Insulti all'Italia da un presentatore britannico: "Il Coronavirus? Un'altra scusa per non lavorare"

Christian Jessen è un medico-presentatore televisivo, ideatore di programmi di tv-spazzatura. Per lui la Covid19 è 'solo un brutto raffreddore'.

Christian Jessen

Christian Jessen

globalist 13 marzo 2020
Parole vergognose dalla Gran Bretagna, il paese che più di tutti probabilmente nel mondo sta sottovalutando il pericolo del Coronavirus, dove il medico-presentatore televisivo (di programmi per lo più trash come 'Corpi Imbarazzanti' e 'Supergrassi contro Supermagri') Christian Jessen ha detto: "Quello che dico potrebbe essere un po' razzista, e mi toccherà scusarmi, ma non pensate che il coronavirus sia un po' una scusa?
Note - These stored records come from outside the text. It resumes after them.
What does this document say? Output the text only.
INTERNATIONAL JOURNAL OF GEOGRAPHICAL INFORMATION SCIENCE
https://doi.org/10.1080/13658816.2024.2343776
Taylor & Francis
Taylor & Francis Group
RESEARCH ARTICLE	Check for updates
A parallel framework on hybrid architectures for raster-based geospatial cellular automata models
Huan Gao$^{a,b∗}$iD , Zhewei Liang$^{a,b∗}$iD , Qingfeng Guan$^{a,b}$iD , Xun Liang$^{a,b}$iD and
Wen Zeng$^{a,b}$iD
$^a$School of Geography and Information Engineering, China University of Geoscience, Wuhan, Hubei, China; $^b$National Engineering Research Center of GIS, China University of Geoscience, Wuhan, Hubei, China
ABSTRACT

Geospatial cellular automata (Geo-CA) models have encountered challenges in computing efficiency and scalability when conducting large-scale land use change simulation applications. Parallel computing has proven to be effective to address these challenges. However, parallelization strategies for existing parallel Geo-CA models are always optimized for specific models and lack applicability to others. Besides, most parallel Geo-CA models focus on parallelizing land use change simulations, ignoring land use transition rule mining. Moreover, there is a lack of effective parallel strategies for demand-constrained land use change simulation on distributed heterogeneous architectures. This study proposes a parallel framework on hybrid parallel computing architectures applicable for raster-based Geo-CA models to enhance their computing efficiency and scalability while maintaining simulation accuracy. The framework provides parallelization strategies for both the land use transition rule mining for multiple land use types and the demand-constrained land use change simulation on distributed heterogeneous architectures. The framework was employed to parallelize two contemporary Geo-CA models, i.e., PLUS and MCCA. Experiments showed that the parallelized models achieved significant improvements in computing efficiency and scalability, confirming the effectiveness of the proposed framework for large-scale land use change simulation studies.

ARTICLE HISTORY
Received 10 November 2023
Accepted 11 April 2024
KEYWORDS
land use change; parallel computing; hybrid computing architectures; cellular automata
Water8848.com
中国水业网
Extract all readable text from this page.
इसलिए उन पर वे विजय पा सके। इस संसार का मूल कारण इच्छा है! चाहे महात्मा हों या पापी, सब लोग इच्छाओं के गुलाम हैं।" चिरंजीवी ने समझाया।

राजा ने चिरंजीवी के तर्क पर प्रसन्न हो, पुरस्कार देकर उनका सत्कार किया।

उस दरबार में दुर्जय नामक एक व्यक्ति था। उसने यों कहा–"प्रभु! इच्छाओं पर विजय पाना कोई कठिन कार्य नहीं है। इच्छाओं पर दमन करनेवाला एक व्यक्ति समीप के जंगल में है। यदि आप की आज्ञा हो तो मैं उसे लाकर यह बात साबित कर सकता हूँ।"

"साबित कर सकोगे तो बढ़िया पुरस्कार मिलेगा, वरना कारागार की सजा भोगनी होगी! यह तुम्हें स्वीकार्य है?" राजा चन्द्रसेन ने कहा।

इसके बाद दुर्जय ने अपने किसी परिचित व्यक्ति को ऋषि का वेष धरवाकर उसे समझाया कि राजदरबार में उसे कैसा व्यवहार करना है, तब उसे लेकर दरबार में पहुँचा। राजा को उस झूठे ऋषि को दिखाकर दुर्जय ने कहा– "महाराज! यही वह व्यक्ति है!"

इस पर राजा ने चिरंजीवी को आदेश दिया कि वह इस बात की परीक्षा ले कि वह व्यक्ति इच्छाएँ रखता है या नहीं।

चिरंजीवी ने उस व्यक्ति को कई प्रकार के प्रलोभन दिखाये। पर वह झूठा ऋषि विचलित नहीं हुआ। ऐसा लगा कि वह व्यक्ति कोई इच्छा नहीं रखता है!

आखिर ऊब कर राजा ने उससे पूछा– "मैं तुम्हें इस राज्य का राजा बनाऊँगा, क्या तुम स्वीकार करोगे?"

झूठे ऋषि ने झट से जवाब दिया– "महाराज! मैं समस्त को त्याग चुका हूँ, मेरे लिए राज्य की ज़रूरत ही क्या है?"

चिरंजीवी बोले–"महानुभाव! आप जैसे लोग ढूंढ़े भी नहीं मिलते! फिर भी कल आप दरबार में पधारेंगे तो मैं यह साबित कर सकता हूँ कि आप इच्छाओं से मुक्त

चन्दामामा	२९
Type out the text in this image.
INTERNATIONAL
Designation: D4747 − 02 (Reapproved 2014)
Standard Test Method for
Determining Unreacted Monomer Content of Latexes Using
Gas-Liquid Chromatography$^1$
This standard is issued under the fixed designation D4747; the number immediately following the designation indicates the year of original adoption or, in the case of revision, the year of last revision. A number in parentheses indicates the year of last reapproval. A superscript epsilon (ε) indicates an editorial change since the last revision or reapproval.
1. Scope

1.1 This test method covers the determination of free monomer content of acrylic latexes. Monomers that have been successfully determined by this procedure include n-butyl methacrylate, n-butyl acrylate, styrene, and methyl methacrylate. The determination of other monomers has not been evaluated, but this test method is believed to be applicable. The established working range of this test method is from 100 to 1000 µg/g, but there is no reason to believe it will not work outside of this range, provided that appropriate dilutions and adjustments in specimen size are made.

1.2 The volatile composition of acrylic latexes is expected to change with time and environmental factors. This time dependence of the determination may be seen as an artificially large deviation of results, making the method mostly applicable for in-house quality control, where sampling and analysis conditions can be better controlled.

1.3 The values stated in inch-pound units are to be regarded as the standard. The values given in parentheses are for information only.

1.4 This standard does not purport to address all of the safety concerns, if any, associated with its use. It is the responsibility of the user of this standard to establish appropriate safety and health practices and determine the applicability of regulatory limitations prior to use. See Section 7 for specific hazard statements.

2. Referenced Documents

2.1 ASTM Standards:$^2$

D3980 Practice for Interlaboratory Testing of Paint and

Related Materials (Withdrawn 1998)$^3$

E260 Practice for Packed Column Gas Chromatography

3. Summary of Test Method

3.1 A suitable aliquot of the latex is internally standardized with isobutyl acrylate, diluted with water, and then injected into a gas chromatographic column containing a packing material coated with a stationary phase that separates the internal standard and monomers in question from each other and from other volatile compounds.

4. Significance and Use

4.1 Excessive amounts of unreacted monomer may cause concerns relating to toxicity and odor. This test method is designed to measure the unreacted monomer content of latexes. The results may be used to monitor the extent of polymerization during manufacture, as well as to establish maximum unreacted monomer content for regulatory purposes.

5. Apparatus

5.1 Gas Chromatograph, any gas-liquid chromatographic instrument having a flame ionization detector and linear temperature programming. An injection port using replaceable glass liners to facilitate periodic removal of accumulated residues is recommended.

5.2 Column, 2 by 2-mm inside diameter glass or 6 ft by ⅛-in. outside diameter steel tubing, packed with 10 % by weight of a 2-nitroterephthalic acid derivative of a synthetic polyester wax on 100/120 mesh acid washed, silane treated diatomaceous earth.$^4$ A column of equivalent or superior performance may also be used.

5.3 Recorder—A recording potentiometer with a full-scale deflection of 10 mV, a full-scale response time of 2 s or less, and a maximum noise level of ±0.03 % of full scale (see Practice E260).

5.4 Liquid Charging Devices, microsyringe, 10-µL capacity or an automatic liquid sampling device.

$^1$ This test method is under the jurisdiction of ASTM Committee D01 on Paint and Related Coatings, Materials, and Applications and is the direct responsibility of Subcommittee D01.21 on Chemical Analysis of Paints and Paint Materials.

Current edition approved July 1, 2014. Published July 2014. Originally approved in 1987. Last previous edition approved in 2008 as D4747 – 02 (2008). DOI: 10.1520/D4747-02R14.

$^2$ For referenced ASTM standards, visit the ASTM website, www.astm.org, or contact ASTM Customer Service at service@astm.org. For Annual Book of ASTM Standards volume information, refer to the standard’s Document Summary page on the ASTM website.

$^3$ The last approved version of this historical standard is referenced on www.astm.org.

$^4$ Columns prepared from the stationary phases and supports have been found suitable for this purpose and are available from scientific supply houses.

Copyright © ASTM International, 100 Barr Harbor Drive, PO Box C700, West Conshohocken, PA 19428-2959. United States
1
Gli italiani, sappiamo come sono, per loro ogni scusa è buona per chiudere tutto, interrompere il lavoro e fare una lunga siesta".
Jessen ha anche detto che concorda col non chiudere le scuole: "Penso che sia un'epidemia vissuta più sulla stampa che nella realtà. In fondo anche l'influenza uccide migliaia di persone ogni anno". 
L'nfluenza, in Italia, uccide in media 8000 persone all'anno. Da quando è cominciata l'epidemia di Coronavirus, meno di un mese fa, sono morte oltre 1.200 persone. Un dato preoccupante, che rende ormai davvero stupido il paragone tra Covid19 e influenza. Ma Jessen, 'medico', insiste: "Lo so, è tragico per le persone coinvolte, ma non si tratta di grandi numeri. Non colpisce le madri, non riguarda le donne incinte, e nemmeno i bambini per quanto sappiamo, perciò perché questo panico di massa? Diciamo la verità, è solo un brutto raffreddore. Non è una vera epidemia, o meglio, ovviamente lo è, ma ci preoccupiamo troppo. Beh, spero di non dovermi rimangiare queste parole!".